Responding to the recent Henry Paulson piece, Paul Krugman writes today:
In policy terms, climate action — if it happens at all — will probably look like health reform. That is, it will be an awkward compromise dictated in part by the need to appease special interests, not the clean, simple solution you would have implemented if you could have started from scratch. It will be the subject of intense partisanship, relying overwhelmingly on support from just one party, and will be the subject of constant, hysterical attacks. And it will, if we’re lucky, nonetheless do the job.
I would put it this way: climate change is like neither the financial crisis nor the Obama health care plan, but above all it is an international problem requiring an international solution. And it’s not like banning land mines, where most countries have little reason to continue with the practice. It is also not like ozone, where a coordinated solution is relatively low cost, more or less invisible to voters, threatens few jobs, and involves few incentives for defection. A climate change solution requires a lot of countries to turn their back on coal-generated pollution long before we did (as measured in per capita income terms) and long before the Kuznets curve suggests they otherwise are going to. A climate change solution, if done the wrong way, will look to China like a major attempt to unfairly deindustrialize them and, if it is backed by trade sanctions, it will look like an act of war. Trade agreements do best when most or all of the countries already wish to act cooperatively toward much lower tariffs. For a green energy solution, China (among others) in fact has to want to solve the problem, as do we. And the already-installed or in-process coal base in China is…forbidding.
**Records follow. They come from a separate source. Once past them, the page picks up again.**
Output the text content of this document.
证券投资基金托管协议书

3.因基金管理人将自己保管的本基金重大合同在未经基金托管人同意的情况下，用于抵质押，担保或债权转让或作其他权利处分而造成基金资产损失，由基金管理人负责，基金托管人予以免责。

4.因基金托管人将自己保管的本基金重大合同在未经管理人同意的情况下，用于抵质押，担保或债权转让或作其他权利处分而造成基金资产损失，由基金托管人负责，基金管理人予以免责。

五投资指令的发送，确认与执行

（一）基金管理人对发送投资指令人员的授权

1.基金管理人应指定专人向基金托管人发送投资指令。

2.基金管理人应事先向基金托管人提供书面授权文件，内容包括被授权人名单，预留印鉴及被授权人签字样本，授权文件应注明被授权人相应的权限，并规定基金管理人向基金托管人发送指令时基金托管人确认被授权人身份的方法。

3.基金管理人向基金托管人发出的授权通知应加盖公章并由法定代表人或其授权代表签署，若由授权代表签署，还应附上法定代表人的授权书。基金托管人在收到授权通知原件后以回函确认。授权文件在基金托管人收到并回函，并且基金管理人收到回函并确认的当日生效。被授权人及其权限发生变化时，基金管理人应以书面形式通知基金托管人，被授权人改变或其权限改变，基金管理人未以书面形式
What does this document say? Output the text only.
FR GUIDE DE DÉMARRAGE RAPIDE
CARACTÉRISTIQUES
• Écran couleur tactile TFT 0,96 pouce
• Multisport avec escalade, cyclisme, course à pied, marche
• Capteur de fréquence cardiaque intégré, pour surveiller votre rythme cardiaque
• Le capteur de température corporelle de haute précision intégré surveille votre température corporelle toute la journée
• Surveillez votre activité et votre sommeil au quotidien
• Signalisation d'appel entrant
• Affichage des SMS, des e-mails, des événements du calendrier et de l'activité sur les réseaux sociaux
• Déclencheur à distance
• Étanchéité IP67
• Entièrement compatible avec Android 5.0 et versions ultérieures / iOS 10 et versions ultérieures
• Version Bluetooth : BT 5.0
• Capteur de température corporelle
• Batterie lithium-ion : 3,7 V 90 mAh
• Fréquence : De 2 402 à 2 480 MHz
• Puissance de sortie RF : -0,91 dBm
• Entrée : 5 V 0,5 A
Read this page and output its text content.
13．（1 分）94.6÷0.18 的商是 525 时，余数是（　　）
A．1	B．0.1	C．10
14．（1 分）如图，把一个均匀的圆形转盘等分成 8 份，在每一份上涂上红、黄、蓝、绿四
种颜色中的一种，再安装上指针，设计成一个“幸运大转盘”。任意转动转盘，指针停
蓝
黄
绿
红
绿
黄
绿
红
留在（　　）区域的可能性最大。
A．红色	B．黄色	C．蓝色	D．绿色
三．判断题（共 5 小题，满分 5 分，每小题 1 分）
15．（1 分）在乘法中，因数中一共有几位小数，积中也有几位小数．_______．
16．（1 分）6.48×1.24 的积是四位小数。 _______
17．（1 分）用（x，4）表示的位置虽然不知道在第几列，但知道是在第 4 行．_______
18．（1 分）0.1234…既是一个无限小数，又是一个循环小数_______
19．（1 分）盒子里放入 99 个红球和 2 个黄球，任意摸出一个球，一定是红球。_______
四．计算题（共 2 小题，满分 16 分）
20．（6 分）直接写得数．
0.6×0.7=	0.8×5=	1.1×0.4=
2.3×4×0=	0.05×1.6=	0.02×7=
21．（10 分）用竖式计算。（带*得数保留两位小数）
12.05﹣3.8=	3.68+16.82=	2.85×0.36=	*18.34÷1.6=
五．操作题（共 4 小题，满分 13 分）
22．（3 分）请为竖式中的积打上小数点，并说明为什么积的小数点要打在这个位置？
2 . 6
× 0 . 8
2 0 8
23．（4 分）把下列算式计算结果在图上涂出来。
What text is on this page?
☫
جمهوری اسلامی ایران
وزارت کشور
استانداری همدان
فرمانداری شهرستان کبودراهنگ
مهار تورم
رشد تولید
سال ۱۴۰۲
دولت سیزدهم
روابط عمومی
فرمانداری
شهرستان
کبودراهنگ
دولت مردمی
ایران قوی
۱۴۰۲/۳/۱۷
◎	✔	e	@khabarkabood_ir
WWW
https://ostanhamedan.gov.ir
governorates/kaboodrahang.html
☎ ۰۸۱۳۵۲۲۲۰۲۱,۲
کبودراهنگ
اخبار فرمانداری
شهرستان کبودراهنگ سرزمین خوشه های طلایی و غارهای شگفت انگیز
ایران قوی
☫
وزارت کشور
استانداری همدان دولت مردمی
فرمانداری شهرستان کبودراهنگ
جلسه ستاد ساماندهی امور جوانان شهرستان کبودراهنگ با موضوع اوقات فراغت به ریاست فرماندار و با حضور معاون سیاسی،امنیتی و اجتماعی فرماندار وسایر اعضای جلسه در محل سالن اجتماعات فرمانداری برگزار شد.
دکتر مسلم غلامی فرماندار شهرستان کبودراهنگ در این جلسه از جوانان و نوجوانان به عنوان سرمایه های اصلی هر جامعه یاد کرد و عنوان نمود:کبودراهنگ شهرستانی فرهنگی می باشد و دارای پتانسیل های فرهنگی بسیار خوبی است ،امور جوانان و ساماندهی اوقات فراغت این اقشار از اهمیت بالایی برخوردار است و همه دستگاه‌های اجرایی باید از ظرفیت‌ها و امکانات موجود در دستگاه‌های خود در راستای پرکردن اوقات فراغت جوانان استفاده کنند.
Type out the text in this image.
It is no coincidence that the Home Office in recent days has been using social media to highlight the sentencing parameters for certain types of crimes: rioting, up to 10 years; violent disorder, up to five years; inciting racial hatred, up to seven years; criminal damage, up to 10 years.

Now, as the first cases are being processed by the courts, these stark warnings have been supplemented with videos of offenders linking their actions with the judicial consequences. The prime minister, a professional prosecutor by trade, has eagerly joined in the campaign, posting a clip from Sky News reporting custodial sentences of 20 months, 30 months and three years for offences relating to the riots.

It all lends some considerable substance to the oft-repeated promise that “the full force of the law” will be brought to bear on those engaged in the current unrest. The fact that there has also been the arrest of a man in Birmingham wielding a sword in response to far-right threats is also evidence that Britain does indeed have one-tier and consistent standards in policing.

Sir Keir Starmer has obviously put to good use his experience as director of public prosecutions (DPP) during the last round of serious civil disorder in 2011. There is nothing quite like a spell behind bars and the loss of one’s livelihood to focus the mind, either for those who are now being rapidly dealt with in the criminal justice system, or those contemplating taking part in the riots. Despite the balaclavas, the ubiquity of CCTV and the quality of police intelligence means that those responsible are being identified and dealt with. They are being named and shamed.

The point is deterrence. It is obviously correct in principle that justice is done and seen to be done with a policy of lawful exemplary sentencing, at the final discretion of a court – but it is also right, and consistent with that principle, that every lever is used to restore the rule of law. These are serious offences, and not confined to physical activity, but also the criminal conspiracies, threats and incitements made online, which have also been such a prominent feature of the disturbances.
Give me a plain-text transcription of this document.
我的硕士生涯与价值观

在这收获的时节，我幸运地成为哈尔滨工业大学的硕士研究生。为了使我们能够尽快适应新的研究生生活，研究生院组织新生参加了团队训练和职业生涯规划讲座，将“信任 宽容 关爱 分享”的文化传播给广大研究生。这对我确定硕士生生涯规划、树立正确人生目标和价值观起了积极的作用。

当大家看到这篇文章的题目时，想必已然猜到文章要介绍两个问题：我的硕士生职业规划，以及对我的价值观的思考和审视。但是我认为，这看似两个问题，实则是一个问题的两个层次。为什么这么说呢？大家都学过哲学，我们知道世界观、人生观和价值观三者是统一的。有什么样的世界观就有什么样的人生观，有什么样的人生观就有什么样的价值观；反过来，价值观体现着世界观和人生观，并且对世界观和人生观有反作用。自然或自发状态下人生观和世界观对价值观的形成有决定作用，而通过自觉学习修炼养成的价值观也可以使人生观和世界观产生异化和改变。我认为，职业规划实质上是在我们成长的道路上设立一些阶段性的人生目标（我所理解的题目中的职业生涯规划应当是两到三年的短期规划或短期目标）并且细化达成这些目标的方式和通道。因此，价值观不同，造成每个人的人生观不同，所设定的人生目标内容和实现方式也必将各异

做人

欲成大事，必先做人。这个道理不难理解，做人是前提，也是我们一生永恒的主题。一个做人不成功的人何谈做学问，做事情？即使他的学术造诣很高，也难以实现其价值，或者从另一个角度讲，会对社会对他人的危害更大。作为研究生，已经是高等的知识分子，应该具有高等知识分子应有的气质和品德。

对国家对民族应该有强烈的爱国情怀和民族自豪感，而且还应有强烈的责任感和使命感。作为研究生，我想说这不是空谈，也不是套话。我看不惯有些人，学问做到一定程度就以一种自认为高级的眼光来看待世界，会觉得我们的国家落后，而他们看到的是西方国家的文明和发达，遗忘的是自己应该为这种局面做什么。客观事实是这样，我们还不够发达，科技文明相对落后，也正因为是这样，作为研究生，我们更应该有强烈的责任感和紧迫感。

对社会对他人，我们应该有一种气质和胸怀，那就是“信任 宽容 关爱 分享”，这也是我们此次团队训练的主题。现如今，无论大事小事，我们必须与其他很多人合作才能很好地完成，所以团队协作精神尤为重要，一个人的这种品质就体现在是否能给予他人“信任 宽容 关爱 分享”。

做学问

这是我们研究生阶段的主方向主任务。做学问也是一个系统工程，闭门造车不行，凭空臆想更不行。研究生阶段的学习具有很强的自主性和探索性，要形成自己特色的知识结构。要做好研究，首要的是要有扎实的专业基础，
The problem isn’t just coming up with “something better.” Think of today’s fossil fuels as a stock in the ground. The problem is coming up with something “better than the lower and falling prices for the fossil fuel stock once some countries start going green.” That’s really tough, because it means competing against a lower fossil fuel price than what we see today. What will Africa choose?
In other words, a climate change solution has to involve a relatively cheap form of energy, relative to the status quo. Not just cheap to citizens because it is subsidized, but cheap to governments and cheap at the national level too. Alternatively, you could regard all of this as reason to be pessimistic. But in the meantime, it is entirely reasonable to insist on solutions which can generalized, and that means solutions which are relatively cost-effective.